Monday, May 30, 2011

Monday of the Rogation Days

James 5:16-20 / Luke 11:5-13

Confess your sins one to another, and pray for one another, that you may be saved: for the continual prayer of a just man availeth much.

One of the stories gathered by the brothers Grimm is curious in that, while the text is quite short, it had no ending, and indeed we might reasonably think that the story continues even to the present day. The story is called "Der Fuchs und die Gänse (The Fox and the Geese)," and is altogether a simple tale. A fox comes across nine fat geese all gathered together. Unable to escape the hungry fox, who is unmoved by their petitions not to be killed, one of them takes heart and requests that the geese be allowed one last prayer for the forgiveness of their sins. The fox is moved by this pious request, and he agrees not to eat them until they have finished their prayer. Und wenn sie ausgebetet haben, soll das Märchen weitererzählt werden, sie beten aber alleweile noch immer fort. In the words of Margaret Taylor's translation, "When they have done praying, the story will be continued further, but at present they are still praying without stopping."

In his epistle, James assures us of the power of prayer, reminding us of the mighty works produced by the prayers of the prophet Elijah, at whose prayer Israel was both afflicted by three and a half hears of drought and subsequently delivered from the same.
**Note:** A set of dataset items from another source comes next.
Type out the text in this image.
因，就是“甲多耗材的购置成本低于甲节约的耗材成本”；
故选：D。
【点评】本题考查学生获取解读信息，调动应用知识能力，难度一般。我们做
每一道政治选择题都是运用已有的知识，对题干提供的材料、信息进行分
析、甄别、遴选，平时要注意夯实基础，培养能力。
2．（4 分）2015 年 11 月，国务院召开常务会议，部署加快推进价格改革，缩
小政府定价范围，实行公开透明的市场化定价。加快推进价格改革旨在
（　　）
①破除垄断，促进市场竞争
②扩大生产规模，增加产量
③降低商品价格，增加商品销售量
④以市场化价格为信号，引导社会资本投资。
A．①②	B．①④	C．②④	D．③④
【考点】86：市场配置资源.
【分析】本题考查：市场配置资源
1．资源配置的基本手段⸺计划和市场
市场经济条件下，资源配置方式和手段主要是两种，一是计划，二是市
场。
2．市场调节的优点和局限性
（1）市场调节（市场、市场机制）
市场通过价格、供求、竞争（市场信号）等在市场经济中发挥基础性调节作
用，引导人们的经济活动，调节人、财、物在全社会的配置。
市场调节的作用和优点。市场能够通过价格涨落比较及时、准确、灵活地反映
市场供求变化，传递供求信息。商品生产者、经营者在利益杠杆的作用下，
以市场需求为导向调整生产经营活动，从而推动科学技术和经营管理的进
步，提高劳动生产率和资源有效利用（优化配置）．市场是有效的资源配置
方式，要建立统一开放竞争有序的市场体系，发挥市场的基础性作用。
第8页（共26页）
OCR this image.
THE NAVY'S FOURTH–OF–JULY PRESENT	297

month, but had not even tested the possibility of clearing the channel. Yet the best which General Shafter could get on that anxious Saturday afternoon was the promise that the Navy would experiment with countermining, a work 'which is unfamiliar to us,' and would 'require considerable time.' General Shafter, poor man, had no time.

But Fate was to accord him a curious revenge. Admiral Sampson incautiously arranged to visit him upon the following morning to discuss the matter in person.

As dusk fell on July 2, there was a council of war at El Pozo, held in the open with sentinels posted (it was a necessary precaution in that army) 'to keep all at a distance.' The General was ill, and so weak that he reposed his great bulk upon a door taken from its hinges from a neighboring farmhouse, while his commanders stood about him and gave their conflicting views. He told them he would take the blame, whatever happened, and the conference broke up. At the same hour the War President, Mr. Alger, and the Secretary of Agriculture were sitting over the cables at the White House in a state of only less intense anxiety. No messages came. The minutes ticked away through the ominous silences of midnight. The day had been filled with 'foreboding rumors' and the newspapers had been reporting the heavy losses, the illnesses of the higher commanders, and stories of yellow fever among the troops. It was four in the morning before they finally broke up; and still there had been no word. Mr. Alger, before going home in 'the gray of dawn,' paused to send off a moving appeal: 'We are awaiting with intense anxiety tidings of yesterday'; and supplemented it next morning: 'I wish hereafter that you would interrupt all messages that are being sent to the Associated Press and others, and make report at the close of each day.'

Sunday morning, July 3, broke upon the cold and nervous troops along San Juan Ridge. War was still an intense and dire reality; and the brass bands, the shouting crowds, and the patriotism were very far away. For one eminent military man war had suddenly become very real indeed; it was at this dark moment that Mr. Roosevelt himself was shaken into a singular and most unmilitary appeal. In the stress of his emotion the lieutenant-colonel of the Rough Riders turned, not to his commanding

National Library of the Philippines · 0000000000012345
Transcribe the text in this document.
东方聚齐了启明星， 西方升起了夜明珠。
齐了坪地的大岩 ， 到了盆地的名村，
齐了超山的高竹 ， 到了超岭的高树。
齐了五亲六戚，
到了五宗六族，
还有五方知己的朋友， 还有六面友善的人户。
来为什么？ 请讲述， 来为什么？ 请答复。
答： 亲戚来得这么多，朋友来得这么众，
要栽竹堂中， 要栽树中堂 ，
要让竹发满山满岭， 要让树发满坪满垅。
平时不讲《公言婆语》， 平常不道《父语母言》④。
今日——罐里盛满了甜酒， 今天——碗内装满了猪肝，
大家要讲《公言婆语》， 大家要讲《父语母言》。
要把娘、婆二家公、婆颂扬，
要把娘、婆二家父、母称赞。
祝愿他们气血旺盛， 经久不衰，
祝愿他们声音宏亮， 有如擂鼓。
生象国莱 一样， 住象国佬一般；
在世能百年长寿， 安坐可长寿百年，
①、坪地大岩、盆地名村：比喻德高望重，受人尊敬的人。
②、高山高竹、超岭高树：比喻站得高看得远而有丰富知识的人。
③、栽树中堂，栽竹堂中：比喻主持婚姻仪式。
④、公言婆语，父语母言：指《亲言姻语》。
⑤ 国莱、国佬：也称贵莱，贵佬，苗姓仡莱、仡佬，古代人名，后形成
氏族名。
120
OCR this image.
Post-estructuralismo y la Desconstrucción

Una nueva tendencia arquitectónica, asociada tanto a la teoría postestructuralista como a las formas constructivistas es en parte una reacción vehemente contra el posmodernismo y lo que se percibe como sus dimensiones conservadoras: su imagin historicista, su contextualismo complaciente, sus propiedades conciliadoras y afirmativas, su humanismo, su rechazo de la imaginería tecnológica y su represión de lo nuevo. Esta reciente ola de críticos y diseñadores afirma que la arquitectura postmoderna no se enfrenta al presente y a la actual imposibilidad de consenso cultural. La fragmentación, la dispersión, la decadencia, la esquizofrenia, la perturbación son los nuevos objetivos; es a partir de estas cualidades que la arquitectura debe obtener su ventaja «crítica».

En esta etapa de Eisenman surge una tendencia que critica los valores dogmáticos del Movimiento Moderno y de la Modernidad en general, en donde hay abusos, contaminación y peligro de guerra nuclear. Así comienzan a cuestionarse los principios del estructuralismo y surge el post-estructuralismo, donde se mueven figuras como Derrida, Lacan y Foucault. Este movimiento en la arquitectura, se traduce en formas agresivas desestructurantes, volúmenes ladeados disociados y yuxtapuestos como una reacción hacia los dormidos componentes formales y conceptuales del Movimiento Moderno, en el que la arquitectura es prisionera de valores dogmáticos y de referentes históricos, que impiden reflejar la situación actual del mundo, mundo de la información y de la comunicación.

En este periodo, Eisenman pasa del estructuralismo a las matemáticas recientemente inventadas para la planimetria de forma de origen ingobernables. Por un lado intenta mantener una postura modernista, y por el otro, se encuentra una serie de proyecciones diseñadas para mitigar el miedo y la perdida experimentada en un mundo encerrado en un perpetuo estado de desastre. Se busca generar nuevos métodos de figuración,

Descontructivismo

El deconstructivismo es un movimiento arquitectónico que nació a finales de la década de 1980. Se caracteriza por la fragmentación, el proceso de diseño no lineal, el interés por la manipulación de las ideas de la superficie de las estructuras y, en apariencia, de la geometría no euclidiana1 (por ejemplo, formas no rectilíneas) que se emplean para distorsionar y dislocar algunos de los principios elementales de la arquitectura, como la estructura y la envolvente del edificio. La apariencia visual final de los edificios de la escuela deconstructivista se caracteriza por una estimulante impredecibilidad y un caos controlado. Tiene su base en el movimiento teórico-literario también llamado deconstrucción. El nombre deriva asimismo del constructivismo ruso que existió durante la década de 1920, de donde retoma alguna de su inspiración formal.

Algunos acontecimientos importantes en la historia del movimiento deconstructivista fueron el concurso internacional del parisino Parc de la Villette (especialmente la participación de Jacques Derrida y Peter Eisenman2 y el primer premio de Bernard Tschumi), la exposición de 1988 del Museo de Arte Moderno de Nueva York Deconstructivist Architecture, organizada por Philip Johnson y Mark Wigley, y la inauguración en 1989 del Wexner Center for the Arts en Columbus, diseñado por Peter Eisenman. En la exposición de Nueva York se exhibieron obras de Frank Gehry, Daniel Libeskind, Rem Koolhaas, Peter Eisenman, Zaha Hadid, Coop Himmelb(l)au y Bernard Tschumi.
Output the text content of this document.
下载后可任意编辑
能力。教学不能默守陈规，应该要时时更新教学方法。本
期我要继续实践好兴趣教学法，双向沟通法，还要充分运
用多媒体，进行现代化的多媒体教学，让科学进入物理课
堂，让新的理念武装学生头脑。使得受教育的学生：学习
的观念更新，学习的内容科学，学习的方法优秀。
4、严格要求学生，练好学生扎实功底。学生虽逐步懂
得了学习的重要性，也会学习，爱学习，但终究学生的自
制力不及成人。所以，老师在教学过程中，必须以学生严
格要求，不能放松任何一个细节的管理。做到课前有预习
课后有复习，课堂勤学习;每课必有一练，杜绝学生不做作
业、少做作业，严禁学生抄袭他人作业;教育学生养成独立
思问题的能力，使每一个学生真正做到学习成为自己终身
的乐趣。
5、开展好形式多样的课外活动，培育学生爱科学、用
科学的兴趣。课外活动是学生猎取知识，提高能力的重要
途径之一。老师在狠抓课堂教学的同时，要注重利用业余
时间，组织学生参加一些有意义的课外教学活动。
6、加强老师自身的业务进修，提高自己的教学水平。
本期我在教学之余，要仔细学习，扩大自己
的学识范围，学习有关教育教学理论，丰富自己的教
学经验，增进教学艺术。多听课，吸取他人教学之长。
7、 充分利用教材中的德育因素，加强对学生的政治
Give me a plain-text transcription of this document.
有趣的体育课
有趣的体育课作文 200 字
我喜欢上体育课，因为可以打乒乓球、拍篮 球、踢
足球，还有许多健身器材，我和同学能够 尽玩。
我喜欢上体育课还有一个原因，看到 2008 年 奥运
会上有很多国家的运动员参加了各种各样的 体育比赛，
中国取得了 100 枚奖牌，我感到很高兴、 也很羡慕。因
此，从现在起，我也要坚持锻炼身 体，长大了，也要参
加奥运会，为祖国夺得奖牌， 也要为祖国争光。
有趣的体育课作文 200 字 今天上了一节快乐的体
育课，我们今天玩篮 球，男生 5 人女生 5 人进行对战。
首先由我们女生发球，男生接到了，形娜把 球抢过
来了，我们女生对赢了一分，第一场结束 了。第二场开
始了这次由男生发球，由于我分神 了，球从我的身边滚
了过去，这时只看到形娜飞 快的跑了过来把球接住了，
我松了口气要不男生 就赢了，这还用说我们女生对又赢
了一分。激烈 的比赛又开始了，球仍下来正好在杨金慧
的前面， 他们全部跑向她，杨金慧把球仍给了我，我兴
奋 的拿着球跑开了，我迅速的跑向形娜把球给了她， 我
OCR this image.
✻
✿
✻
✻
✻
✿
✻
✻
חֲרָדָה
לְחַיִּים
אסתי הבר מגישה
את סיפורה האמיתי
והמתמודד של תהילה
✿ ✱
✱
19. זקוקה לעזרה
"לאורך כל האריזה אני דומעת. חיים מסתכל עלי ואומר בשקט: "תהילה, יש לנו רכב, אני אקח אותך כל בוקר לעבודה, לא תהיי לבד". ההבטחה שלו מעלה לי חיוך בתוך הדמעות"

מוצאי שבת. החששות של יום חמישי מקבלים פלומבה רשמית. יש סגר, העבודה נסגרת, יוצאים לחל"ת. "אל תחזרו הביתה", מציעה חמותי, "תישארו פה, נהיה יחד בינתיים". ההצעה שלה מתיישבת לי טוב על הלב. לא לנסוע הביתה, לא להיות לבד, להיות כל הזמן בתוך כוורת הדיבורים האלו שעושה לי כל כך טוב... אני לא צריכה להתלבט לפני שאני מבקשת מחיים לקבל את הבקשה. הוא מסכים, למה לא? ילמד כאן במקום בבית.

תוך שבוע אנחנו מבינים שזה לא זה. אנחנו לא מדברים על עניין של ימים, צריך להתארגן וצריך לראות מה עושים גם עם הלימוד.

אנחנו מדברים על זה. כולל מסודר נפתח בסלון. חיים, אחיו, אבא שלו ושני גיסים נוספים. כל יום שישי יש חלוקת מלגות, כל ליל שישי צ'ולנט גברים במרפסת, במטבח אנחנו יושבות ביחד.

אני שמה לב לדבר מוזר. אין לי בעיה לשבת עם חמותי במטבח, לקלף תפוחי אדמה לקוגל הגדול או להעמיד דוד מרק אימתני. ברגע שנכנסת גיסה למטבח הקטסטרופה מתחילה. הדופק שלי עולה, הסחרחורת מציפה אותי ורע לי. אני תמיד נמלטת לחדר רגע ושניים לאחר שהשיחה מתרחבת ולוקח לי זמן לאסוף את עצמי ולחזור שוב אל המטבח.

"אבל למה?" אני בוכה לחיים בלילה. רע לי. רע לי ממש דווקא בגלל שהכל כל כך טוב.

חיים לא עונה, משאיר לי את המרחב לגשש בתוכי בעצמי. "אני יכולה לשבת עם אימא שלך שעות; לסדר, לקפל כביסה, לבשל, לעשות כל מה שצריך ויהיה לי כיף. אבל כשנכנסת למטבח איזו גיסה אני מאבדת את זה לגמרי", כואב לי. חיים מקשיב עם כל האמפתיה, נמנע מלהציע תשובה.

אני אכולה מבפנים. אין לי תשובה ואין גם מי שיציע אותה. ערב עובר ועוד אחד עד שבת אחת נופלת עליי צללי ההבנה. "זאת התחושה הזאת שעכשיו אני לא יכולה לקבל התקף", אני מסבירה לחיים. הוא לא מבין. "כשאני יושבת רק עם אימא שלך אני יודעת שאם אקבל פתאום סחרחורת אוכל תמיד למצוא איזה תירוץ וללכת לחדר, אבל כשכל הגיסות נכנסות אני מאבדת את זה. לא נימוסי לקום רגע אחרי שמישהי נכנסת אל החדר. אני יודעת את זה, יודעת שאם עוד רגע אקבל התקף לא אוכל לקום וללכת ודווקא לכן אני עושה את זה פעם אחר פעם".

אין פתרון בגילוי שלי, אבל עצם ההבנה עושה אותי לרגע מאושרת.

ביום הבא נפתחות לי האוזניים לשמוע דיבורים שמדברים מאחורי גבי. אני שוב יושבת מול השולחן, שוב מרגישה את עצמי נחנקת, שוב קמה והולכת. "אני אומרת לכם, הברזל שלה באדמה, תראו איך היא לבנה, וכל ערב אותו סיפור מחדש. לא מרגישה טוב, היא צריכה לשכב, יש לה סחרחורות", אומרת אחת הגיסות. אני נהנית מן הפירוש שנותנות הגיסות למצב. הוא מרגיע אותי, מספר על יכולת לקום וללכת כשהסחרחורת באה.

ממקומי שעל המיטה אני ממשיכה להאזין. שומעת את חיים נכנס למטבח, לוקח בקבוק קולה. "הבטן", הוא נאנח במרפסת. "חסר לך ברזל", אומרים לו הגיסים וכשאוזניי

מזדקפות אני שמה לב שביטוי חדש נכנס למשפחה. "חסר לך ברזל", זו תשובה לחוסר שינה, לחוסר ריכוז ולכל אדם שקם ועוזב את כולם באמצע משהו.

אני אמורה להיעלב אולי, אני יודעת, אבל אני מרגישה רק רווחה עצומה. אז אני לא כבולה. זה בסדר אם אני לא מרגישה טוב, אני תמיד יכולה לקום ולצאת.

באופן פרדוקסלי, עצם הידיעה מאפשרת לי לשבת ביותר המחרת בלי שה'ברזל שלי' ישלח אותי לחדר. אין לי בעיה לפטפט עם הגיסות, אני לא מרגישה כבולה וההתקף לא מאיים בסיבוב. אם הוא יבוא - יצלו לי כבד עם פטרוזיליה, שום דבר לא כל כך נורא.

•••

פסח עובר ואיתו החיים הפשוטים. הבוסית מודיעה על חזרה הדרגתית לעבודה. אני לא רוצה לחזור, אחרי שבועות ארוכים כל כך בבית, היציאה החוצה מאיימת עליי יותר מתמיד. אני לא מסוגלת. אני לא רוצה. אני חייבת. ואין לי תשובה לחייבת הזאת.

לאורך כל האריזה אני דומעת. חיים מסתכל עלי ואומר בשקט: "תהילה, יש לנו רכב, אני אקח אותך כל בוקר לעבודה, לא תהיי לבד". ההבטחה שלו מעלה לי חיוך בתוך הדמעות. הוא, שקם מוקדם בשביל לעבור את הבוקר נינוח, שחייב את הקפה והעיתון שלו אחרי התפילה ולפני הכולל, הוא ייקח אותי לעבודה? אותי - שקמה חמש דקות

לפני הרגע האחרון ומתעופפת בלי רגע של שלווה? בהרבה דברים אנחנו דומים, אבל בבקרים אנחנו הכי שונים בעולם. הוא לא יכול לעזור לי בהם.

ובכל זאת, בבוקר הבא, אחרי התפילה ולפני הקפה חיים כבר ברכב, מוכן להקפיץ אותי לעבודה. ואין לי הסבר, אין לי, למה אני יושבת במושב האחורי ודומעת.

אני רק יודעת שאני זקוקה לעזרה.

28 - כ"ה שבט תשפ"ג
However, while Elijah's impressive acts of prayer, not the least of which the calling down of fire from heaven, not once but several times, may give James warrant to have confidence in the continual prayer of a just man, this apostle seems altogether disinterested in directing our prayers to the same end. On the contrary, what James implores of his readers is the prayer for salvation, not merely of one's own self, but of the whole people of God: pray for one another, that you may be saved. Indeed, the very act of leading anyone who strays from the faith, in deed as much as in thought, back into truth is, by its very nature, a leading of oneself back to God — he must know that he who causeth a sinner to be converted from the error of his way shall save his soul from death, and shall cover a multitude of sins.

Like the prayer of the brothers Grimm's geese, or the continual prayer of James' just man, so too should we find our prayer life. We can be, of course, drawn away from thinking about salvation by all sorts of concerns, some sinful, some merely trivial, some necessary but quotidian, some urgent or catastrophic. If we follow the whole of James' epistle, we know that James is not advocating a turn away from making practical responses to the needs of the world, and we know he is a hard critic for those who take comfort in having prayed for the hungry or naked without a care for actually giving him food, clothing, or shelter. Even so, James reminds us here, as do in their own way the clever and pious geese at prayer before a now quite hungry fox, that whatever we seek from prayer, indeed whatever else we do during the day, the one irreplaceable need and desire must be that we, and all whom we know, might live forever in the joyful presence of the risen Lord.

The geese, the brothers Grimm tell us, have not yet finished their tale, for their prayer continues alleweile noch immer fort. We would do well to follow their lead, and in our prayer for salvation, of ourselves and one for another, not to imagine that our story is over, that we or anyone we meet are either safe and in the clear or beyond deliverance. What we can know is that the fox who desires to devour us need not have the final word, and when the story ends we may yet find ourselves happy and whole, able to turn the page of that tale and begin the one that never ends, turning our ceaseless petition to ceaseless praise before the throne and the Lamb once slain, who dies no more.